Class ImplicitKLqp

Inherits From: GANInference


  • Class ed.ImplicitKLqp
  • Class ed.inferences.ImplicitKLqp

Defined in edward/inferences/implicit_klqp.py.

Variational inference with implicit probabilistic models (Tran et al., 2017).

It minimizes the KL divergence

\(\text{KL}( q(z, \beta; \lambda) \| p(z, \beta \mid x) ),\)

where \(z\) are local variables associated to a data point and \(\beta\) are global variables shared across data points.

Global latent variables require log_prob() and need to return a random sample when fetched from the graph. Local latent variables and observed variables require only a random sample when fetched from the graph. (This is true for both \(p\) and \(q\).)

All variational factors must be reparameterizable: each of the random variables (rv) satisfies rv.is_reparameterized and rv.is_continuous.


Unlike GANInference, discriminator takes dict’s as input, and must subset to the appropriate values through lexical scoping from the previously defined model and latent variables. This is necessary as the discriminator can take an arbitrary set of data, latent, and global variables.

Note the type for discriminator’s output changes when one passes in the scale argument to initialize().

  • If scale has at most one item, then discriminator outputs a tensor whose multiplication with that element is broadcastable. (For example, the output is a tensor and the single scale factor is a scalar.)
  • If scale has more than one item, then in order to scale its corresponding output, discriminator must output a dictionary of same size and keys as scale.

The objective function also adds to itself a summation over all tensors in the REGULARIZATION_LOSSES collection.




Create an inference algorithm.


  • discriminator: function. Function (with parameters). Unlike GANInference, it is interpreted as a ratio estimator rather than a discriminator. It takes three arguments: a data dict, local latent variable dict, and global latent variable dict. As with GAN discriminators, it can take a batch of data points and local variables, of size \(M\), and output a vector of length \(M\).
  • global_vars: dict of RandomVariable to RandomVariable. Identifying which variables in latent_vars are global variables, shared across data points. These will not be encompassed in the ratio estimation problem, and will be estimated with tractable variational approximations.



Build loss function

\(-\Big(\mathbb{E}_{q(\beta)} [\log p(\beta) - \log q(\beta) ] + \sum_{n=1}^N \mathbb{E}_{q(\beta)q(z_n\mid\beta)} [ r^*(x_n, z_n, \beta) ] \Big).\)

We minimize it with respect to parameterized variational families \(q(z, \beta; \lambda)\).

\(r^*(x_n, z_n, \beta)\) is a function of a single data point \(x_n\), single local variable \(z_n\), and all global variables \(\beta\).
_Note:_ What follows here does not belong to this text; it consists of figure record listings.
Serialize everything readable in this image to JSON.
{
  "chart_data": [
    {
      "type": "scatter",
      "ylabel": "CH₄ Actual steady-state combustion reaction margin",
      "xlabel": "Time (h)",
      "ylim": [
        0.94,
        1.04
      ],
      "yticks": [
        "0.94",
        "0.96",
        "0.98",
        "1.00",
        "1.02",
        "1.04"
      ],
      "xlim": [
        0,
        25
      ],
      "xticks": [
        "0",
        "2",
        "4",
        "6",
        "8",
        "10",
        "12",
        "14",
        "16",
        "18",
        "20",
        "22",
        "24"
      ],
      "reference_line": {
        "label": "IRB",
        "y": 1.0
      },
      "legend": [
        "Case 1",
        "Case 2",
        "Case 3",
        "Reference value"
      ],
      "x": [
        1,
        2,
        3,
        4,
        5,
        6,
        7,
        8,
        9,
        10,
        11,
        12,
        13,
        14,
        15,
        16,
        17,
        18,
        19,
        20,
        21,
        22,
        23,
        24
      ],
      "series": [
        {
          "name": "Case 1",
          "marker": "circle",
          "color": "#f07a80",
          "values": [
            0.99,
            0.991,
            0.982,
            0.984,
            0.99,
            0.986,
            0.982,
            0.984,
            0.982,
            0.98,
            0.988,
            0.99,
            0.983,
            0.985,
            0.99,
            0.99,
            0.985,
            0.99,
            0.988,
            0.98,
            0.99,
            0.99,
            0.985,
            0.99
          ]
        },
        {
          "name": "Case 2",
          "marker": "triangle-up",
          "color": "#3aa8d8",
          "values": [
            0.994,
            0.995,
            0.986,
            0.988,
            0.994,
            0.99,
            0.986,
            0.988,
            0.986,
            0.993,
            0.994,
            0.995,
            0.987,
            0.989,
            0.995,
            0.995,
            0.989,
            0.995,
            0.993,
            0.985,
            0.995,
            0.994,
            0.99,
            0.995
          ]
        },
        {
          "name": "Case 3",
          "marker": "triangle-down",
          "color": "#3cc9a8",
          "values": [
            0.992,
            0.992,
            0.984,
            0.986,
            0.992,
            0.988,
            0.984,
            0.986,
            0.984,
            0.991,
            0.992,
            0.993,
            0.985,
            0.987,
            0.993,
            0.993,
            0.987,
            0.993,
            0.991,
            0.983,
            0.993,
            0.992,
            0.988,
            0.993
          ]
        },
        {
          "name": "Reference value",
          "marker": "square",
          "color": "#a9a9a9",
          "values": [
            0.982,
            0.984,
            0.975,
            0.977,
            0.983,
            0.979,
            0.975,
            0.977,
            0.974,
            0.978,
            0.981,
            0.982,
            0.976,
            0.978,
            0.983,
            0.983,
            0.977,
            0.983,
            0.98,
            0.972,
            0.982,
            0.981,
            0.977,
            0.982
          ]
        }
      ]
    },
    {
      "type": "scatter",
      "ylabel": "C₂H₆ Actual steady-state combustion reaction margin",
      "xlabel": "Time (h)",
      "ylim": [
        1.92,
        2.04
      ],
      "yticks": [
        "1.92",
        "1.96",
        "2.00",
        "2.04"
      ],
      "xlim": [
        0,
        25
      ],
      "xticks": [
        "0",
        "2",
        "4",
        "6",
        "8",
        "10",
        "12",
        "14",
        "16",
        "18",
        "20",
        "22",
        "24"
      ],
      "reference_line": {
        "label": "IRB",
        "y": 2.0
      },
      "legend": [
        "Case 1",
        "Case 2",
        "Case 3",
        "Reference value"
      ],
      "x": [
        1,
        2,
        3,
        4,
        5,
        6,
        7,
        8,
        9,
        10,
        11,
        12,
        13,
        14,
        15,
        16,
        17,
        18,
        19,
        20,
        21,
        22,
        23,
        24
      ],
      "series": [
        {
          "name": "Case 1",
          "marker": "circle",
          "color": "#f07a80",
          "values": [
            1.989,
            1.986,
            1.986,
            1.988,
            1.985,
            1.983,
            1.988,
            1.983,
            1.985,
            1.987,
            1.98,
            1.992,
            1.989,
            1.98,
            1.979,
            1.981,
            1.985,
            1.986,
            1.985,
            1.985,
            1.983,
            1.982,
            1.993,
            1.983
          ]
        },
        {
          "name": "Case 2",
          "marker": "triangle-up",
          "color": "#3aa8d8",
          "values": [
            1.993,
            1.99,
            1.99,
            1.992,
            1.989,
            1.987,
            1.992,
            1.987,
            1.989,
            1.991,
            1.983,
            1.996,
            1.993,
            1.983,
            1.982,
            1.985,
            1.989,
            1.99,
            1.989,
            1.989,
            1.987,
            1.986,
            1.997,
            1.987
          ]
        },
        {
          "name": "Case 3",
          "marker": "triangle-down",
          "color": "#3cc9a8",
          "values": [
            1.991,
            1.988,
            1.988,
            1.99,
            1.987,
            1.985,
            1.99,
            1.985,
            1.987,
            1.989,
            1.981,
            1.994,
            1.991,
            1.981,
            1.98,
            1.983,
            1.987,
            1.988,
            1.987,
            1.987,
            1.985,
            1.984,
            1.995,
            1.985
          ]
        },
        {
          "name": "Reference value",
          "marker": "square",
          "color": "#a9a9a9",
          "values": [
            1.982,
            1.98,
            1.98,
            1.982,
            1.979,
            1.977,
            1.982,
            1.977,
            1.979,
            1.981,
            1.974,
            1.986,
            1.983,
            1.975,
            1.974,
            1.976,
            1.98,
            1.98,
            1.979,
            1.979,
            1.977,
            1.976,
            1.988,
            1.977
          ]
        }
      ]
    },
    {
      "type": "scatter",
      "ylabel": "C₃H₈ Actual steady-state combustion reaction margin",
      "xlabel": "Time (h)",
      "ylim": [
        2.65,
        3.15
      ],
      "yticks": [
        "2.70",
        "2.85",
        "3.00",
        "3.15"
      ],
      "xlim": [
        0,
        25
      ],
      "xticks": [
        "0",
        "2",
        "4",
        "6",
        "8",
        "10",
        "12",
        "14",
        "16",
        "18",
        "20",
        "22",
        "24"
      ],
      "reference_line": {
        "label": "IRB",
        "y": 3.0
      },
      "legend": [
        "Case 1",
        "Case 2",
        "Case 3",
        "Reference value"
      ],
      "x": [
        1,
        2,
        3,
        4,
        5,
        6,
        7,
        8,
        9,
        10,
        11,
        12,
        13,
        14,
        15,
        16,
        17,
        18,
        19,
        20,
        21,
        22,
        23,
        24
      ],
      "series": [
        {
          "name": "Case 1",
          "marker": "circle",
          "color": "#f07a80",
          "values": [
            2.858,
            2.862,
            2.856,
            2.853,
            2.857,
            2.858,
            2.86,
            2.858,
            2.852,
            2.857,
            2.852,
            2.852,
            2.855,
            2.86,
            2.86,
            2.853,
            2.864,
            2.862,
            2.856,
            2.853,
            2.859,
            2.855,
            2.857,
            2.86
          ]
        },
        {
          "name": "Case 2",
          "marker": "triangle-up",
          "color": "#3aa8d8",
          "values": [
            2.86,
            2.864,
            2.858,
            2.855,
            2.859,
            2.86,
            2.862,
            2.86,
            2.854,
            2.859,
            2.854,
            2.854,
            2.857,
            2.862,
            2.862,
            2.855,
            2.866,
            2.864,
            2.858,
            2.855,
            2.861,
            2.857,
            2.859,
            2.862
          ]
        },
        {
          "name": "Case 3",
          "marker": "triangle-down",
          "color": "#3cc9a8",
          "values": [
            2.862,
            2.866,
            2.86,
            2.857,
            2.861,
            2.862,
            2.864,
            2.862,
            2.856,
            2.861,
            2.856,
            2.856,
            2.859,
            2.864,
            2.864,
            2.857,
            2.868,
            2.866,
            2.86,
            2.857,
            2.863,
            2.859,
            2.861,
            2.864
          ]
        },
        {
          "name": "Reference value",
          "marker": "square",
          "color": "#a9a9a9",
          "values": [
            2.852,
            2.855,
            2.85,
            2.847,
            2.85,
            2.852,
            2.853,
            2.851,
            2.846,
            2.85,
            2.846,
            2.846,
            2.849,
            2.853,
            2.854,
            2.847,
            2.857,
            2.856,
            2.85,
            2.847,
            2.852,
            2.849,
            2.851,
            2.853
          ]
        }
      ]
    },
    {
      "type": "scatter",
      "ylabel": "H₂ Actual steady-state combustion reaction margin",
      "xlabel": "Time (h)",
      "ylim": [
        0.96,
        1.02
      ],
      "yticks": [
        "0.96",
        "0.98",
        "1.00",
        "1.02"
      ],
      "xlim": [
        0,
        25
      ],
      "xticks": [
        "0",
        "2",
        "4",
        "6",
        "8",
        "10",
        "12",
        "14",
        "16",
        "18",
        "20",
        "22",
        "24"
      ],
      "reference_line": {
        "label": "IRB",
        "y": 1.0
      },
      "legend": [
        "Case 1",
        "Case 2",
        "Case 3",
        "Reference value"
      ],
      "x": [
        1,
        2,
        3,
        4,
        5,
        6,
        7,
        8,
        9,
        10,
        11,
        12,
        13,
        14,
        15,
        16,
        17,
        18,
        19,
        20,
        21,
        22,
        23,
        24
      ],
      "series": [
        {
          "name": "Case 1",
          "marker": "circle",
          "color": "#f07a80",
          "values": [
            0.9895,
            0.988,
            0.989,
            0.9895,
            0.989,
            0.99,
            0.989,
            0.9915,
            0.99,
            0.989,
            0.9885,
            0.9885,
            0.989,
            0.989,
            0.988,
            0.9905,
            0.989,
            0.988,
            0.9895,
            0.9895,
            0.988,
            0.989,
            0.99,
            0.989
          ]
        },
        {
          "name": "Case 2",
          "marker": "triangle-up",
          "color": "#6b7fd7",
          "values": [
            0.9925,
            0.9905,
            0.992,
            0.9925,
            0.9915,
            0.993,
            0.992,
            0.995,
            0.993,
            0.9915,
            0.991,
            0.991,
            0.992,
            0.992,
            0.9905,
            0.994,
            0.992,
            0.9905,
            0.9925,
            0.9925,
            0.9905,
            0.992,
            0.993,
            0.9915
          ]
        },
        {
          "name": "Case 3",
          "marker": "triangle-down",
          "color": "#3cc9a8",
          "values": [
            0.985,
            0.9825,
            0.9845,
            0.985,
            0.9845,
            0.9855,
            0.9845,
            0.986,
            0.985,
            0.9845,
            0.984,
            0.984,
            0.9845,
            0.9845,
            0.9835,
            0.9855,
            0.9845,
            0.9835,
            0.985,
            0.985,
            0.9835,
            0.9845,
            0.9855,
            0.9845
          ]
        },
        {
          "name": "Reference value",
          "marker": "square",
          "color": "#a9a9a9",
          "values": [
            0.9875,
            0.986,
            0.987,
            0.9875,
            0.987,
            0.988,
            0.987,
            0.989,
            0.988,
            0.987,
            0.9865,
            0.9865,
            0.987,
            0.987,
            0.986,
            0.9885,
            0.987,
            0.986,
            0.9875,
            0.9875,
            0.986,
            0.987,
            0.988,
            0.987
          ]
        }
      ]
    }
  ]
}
It is equal to the log-ratio

\(\log p(x_n, z_n\mid \beta) - \log q(x_n, z_n\mid \beta),\)

where \(q(x_n)\) is the empirical data distribution. Rather than explicit calculation, \(r^*(x, z, \beta)\) is the solution to a ratio estimation problem, minimizing the specified ratio_loss.

Gradients are taken using the reparameterization trick (Kingma & Welling, 2014).


This also includes model parameters \(p(x, z, \beta; \theta)\) and variational distributions with inference networks \(q(z\mid x)\).

There are a bunch of extensions we could easily do in this implementation:

  • further factorizations can be used to better leverage the graph structure for more complicated models;
  • score function gradients for global variables;
  • use more samples; this would require the copy() utility function for q’s as well, and an additional loop. we opt not to because it complicates the code;
  • analytic KL/swapping out the penalty term for the globals.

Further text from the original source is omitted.